Wszystko jedno czy passata będzie błyskawiczna czy nie, zaczynamy zawsze tak samo. Wyparzamy słoiki lub butelki w zmywarce/piekarniku. W tym samym czasie wygotowujemy zakrętki. Myjemy pomidory. Pozbywamy się ogonków. Teraz mamy wybór. O ile slow food jest ideą godną wcielania w życie, to wystarczy jednak, że przetwory są domowe.
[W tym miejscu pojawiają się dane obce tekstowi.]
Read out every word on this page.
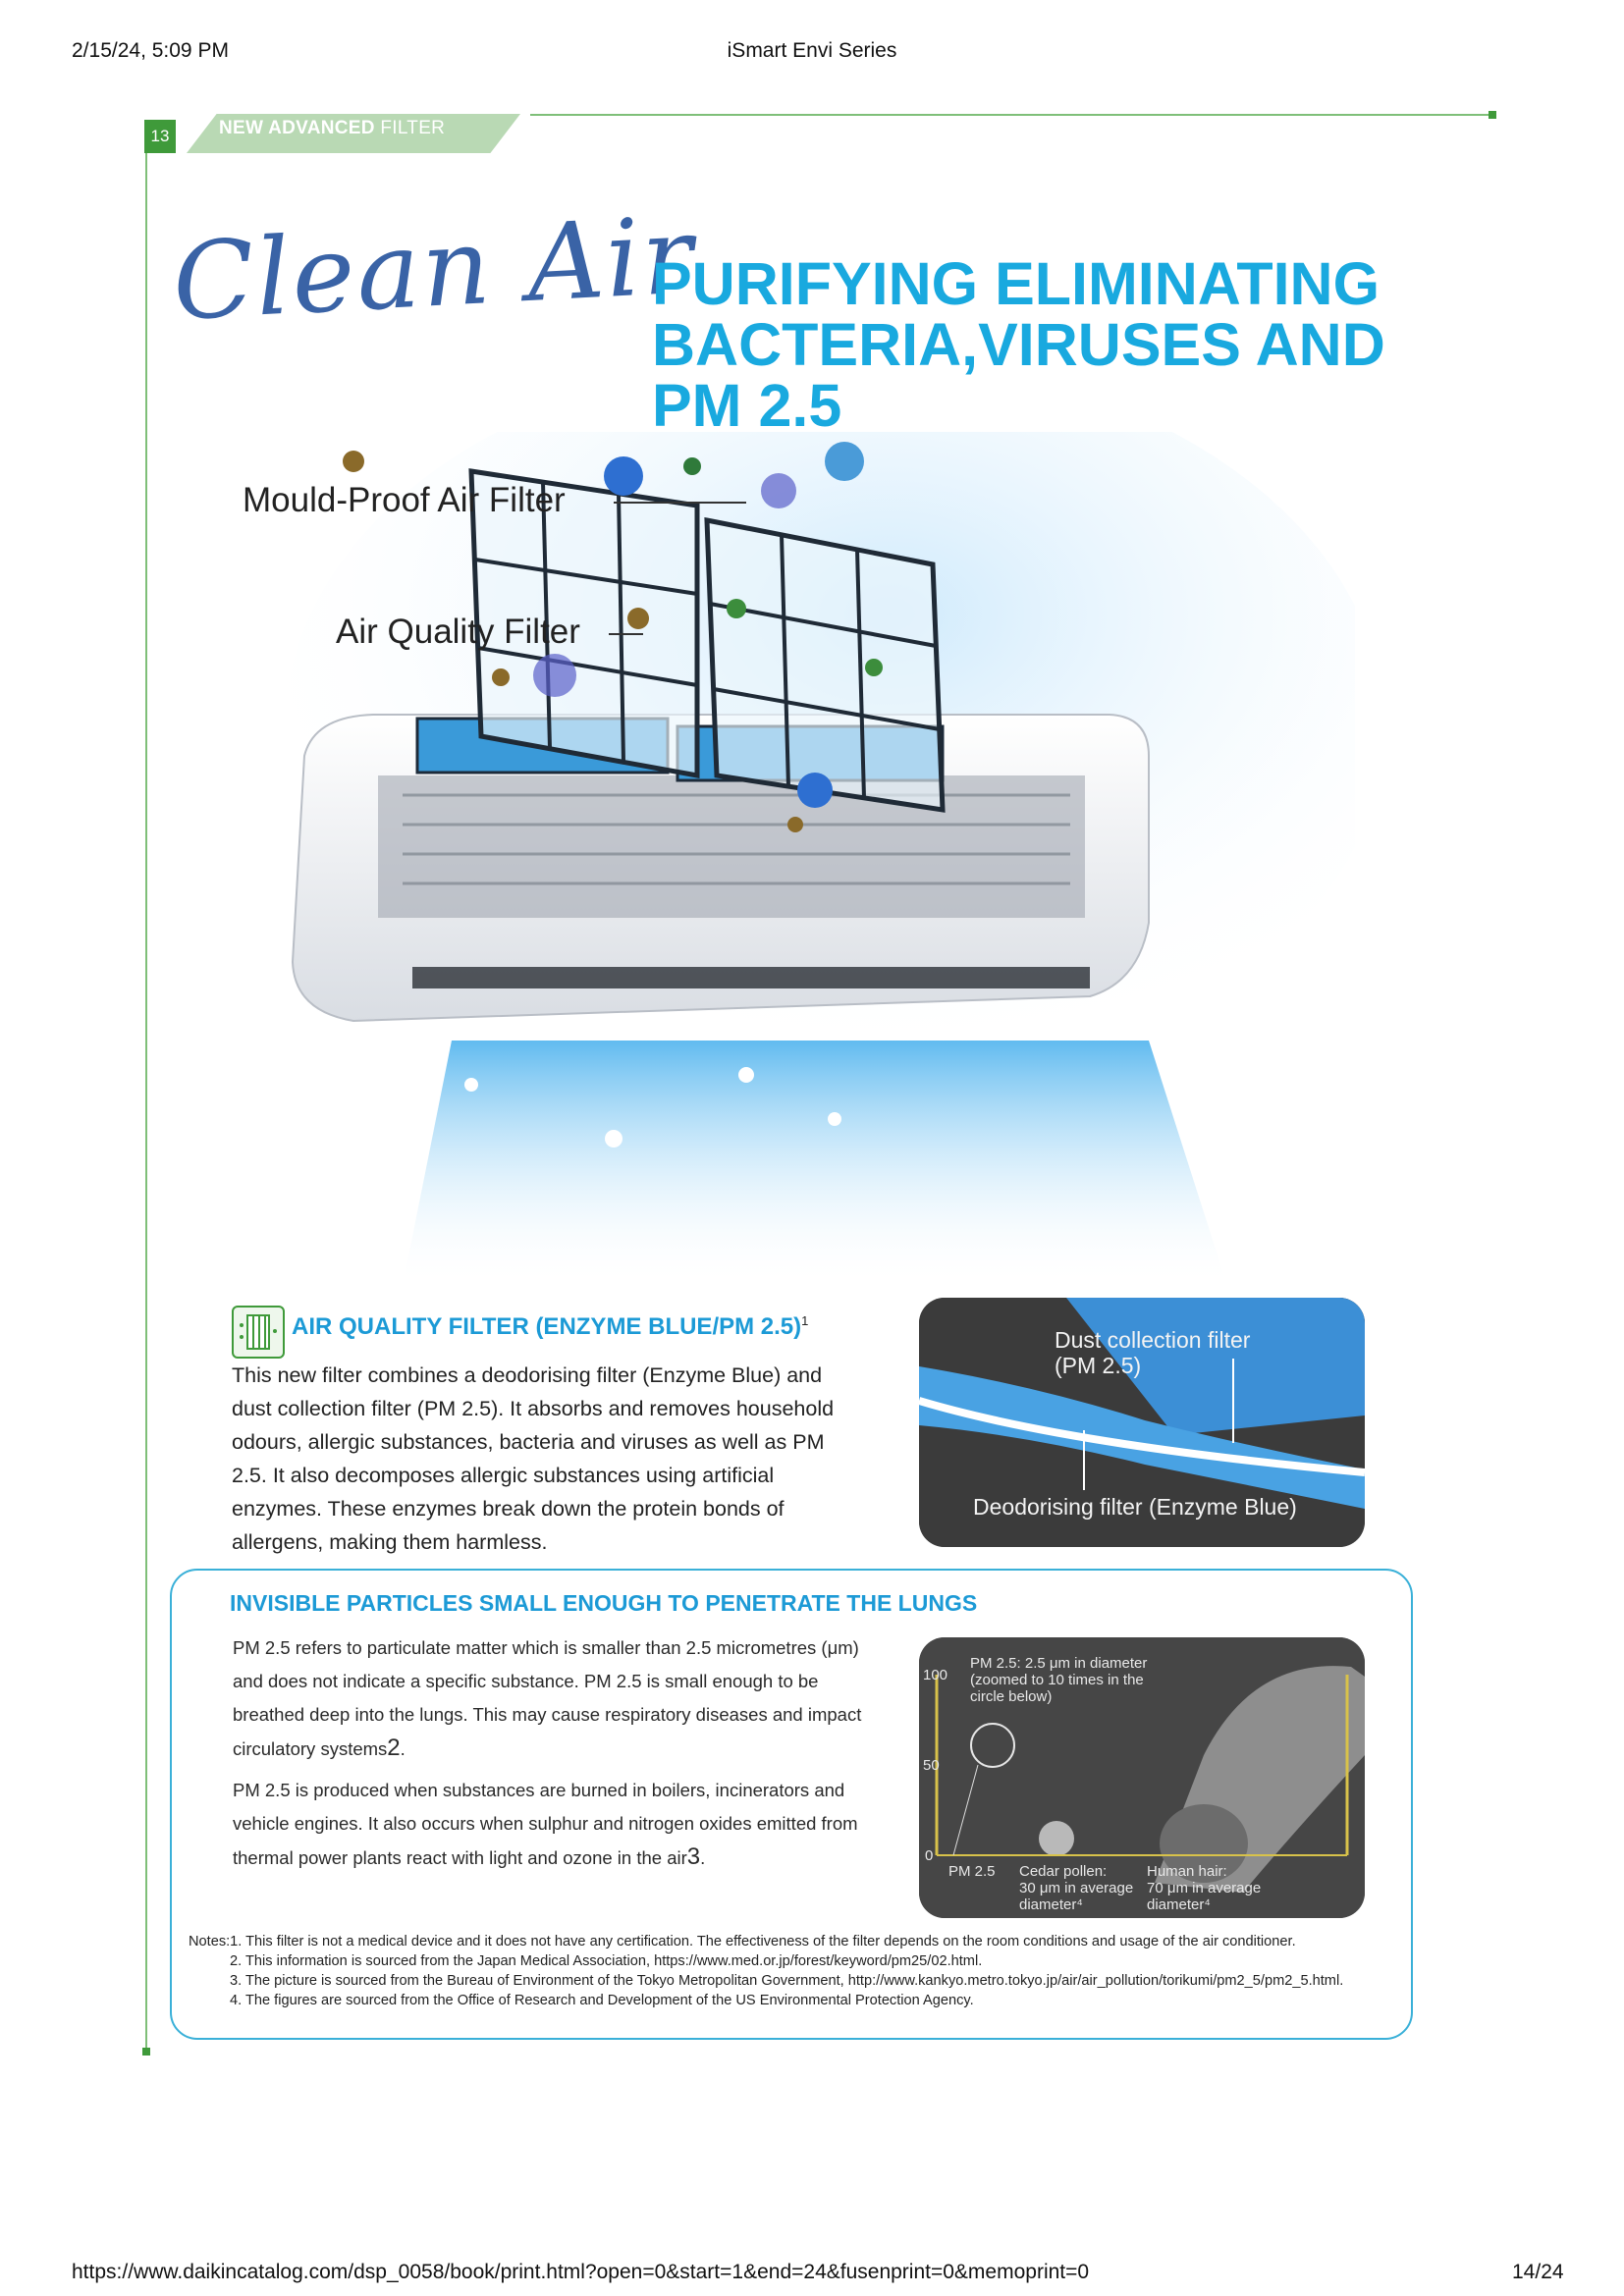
2/15/24, 5:09 PM	iSmart Envi Series
https://www.daikincatalog.com/dsp_0058/book/print.html?open=0&start=1&end=24&fusenprint=0&memoprint=0	14/24
13	NEW ADVANCED FILTER
Clean Air
PURIFYING ELIMINATING
BACTERIA,VIRUSES AND
PM 2.5
Mould-Proof Air Filter
Air Quality Filter
AIR QUALITY FILTER (ENZYME BLUE/PM 2.5)$^1$
This new filter combines a deodorising filter (Enzyme Blue) and dust collection filter (PM 2.5). It absorbs and removes household odours, allergic substances, bacteria and viruses as well as PM 2.5. It also decomposes allergic substances using artificial enzymes. These enzymes break down the protein bonds of allergens, making them harmless.
Dust collection filter
(PM 2.5)
Deodorising filter (Enzyme Blue)
INVISIBLE PARTICLES SMALL ENOUGH TO PENETRATE THE LUNGS
PM 2.5 refers to particulate matter which is smaller than 2.5 micrometres (μm) and does not indicate a specific substance. PM 2.5 is small enough to be breathed deep into the lungs. This may cause respiratory diseases and impact circulatory systems2.
PM 2.5 is produced when substances are burned in boilers, incinerators and vehicle engines. It also occurs when sulphur and nitrogen oxides emitted from thermal power plants react with light and ozone in the air3.
100
50
0
PM 2.5: 2.5 μm in diameter
(zoomed to 10 times in the
circle below)
PM 2.5 Cedar pollen:
30 μm in average
diameter⁴
Human hair:
70 μm in average
diameter⁴
Notes:1. This filter is not a medical device and it does not have any certification. The effectiveness of the filter depends on the room conditions and usage of the air conditioner.
2. This information is sourced from the Japan Medical Association, https://www.med.or.jp/forest/keyword/pm25/02.html.
3. The picture is sourced from the Bureau of Environment of the Tokyo Metropolitan Government, http://www.kankyo.metro.tokyo.jp/air/air_pollution/torikumi/pm2_5/pm2_5.html.
4. The figures are sourced from the Office of Research and Development of the US Environmental Protection Agency.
Nie muszą powstawać w trudzie i znoju.

wersja klasyczna

  • pomidory lekko nakrojone od spodu na krzyż wrzucaj do wrzątku
  • po sparzeniu przekładaj do zimnej wody
  • teraz łatwo będzie łatwo zdjęć z nich skórę
  • wykrawaj twarde części z których wyrastał ogonek
  • miksuj obrane owoce

wersja błyskawiczna

  • podziel pomidory na połówki
  • przeciśnij w wyciskarce do soków
  • odparuj
  • przelej do słoików
  • wlej łyżkę oleju do słoja
  • pasteryzuj słoiki nawet 40 min.

Nie masz jeszcze wyciskarki? Czas to zmienić. W zasięgu ręki pojawią się soki, domowa pektyna do zagęszczania konfitur, mleka roślinne, kokosanki, ciasteczka owsiane i inne kuchenne projekty less waste.

Pomidory należą do „brudnej dwunastki” – kupuj tylko bio!